In the leadup to Shadowlands we were told they were going to connect all low pop servers into much larger server groups in order to standardize the player experience. I believe it was the second wave where disaster struck.
https://www.youtube.com/watch?v=iTBzljqDEf8
This brought that to a halt. It took them weeks to fix characters, accounts, and guilds on Khadgar server.
We never heard another word about connecting servers again. The project was apparently abandoned. They must have run head-on into an engineering issue that they were unable to deal with or much more costly to work around than they were prepared to push ahead with.
The way I see it, the playerbase will continue to shrink as long as the primary focus of development is the esports demographic. “This content nobody really likes is your content” isn’t going to cut it for players who feel like the game is no longer fun for them. The idea that the game must focus on a single target demographic because “it’s not possible to please everybody, so why bother?” goes against what made MMO’s popular, which was providing content for a diverse population. You can’t change players and turn them into something they aren’t and don’t want to be. But you can turn them away from the game.
Right now we are experiencing The Great Experiment to Make Casuals Git Gud™. Good luck with that.
WoW is the only game I seriously play, I’ll be here until my servers shut down, or a health issue arises, or I just get too old or bored or whatever. Even if we didn’t get any more expansions and the game just stayed as is, I’d still play pretty often, considering I have a lot of alts, so still a lot to do.

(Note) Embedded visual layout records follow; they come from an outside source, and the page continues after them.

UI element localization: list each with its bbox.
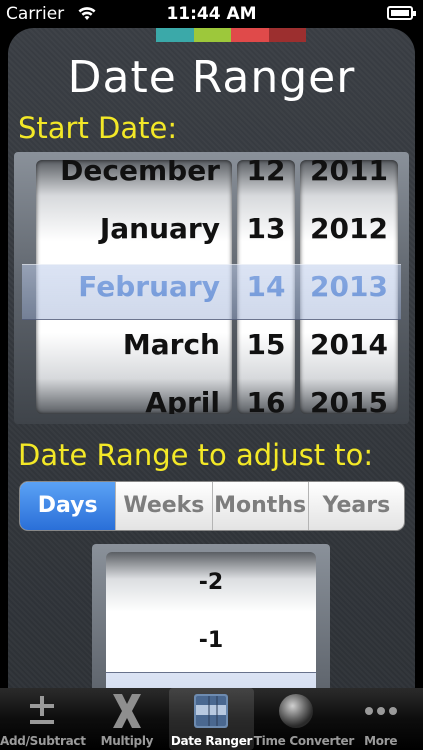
range-value-option-selected[interactable]: 0	[106, 670, 316, 688]
tab-label: Add/Subtract	[0, 734, 86, 748]
calendar-window-icon	[194, 694, 229, 728]
tab-more[interactable]: More	[338, 688, 423, 750]
tab-label: More	[364, 734, 398, 748]
tab-label: Date Ranger	[170, 734, 253, 748]
segment-years[interactable]: Years	[307, 482, 404, 530]
segment-months[interactable]: Months	[211, 482, 308, 530]
tab-add-subtract[interactable]: Add/Subtract	[0, 688, 86, 750]
tab-multiply[interactable]: Multiply	[85, 688, 170, 750]
day-option[interactable]: 12	[237, 160, 295, 200]
day-option[interactable]: 16	[237, 374, 295, 414]
tab-bar: Add/Subtract Multiply Date Ranger Time C…	[0, 688, 423, 750]
status-time: 11:44 AM	[166, 4, 257, 24]
segment-days[interactable]: Days	[20, 482, 116, 530]
status-bar: Carrier 11:44 AM	[0, 0, 423, 28]
start-date-label: Start Date:	[18, 111, 178, 145]
year-option[interactable]: 2012	[300, 200, 398, 258]
tab-time-converter[interactable]: Time Converter	[253, 688, 354, 750]
date-range-label: Date Range to adjust to:	[18, 438, 374, 472]
range-value-picker[interactable]: -2 -1 0	[92, 544, 330, 688]
day-option-selected[interactable]: 14	[237, 258, 295, 316]
day-wheel[interactable]: 12 13 14 15 16	[237, 160, 295, 414]
strip-red	[231, 28, 269, 42]
tab-date-ranger[interactable]: Date Ranger	[169, 688, 254, 750]
range-value-option[interactable]: -1	[106, 612, 316, 670]
battery-icon	[387, 6, 416, 20]
app-title: Date Ranger	[67, 52, 356, 103]
more-dots-icon	[364, 707, 397, 715]
month-option[interactable]: March	[36, 316, 232, 374]
year-option[interactable]: 2011	[300, 160, 398, 200]
month-option[interactable]: December	[36, 160, 232, 200]
tab-label: Time Converter	[253, 734, 354, 748]
range-value-wheel[interactable]: -2 -1 0	[106, 552, 316, 688]
month-option[interactable]: April	[36, 374, 232, 414]
day-option[interactable]: 13	[237, 200, 295, 258]
start-date-picker[interactable]: December January February March April 12…	[14, 152, 409, 424]
month-option[interactable]: January	[36, 200, 232, 258]
multiply-x-icon	[112, 694, 141, 728]
range-value-option[interactable]: -2	[106, 554, 316, 612]
plus-minus-icon	[30, 696, 55, 724]
strip-dark-red	[268, 28, 306, 42]
globe-sphere-icon	[279, 694, 314, 728]
main-panel: Date Ranger Start Date: December January…	[8, 28, 415, 688]
strip-teal	[156, 28, 194, 42]
strip-green	[193, 28, 231, 42]
year-option-selected[interactable]: 2013	[300, 258, 398, 316]
tab-label: Multiply	[100, 734, 154, 748]
range-unit-segmented-control[interactable]: Days Weeks Months Years	[19, 481, 405, 531]
year-option[interactable]: 2015	[300, 374, 398, 414]
month-option-selected[interactable]: February	[36, 258, 232, 316]
year-wheel[interactable]: 2011 2012 2013 2014 2015	[300, 160, 398, 414]
day-option[interactable]: 15	[237, 316, 295, 374]
month-wheel[interactable]: December January February March April	[36, 160, 232, 414]
color-strips	[156, 28, 306, 42]
segment-weeks[interactable]: Weeks	[115, 482, 211, 530]
year-option[interactable]: 2014	[300, 316, 398, 374]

Will they have? I feel like the evolution of games at a core level has slowed dramatically over the last like 15 years, as have the evolution of graphics. There will always be change, but I don’t know that the change will be as crazy as you think.
If anything, it’d be VR, but VR will always be an adjacent thing and not a replacement. Not everyone wants to or has the ability to turn gaming into a physical thing, + space constraints and such even if it gets cheap(er).
Who says WoW wouldn’t also change? It’ll likely always stay with tab target combat though. Graphics are updated fairly regularly here though.
Ah, yes. The “you think you do but you don’t” and “don’t you guys have phones?” mind-set. Some of the best examples of failing to read the room ever perpetrated. Blizzcon is such a rich source for memes.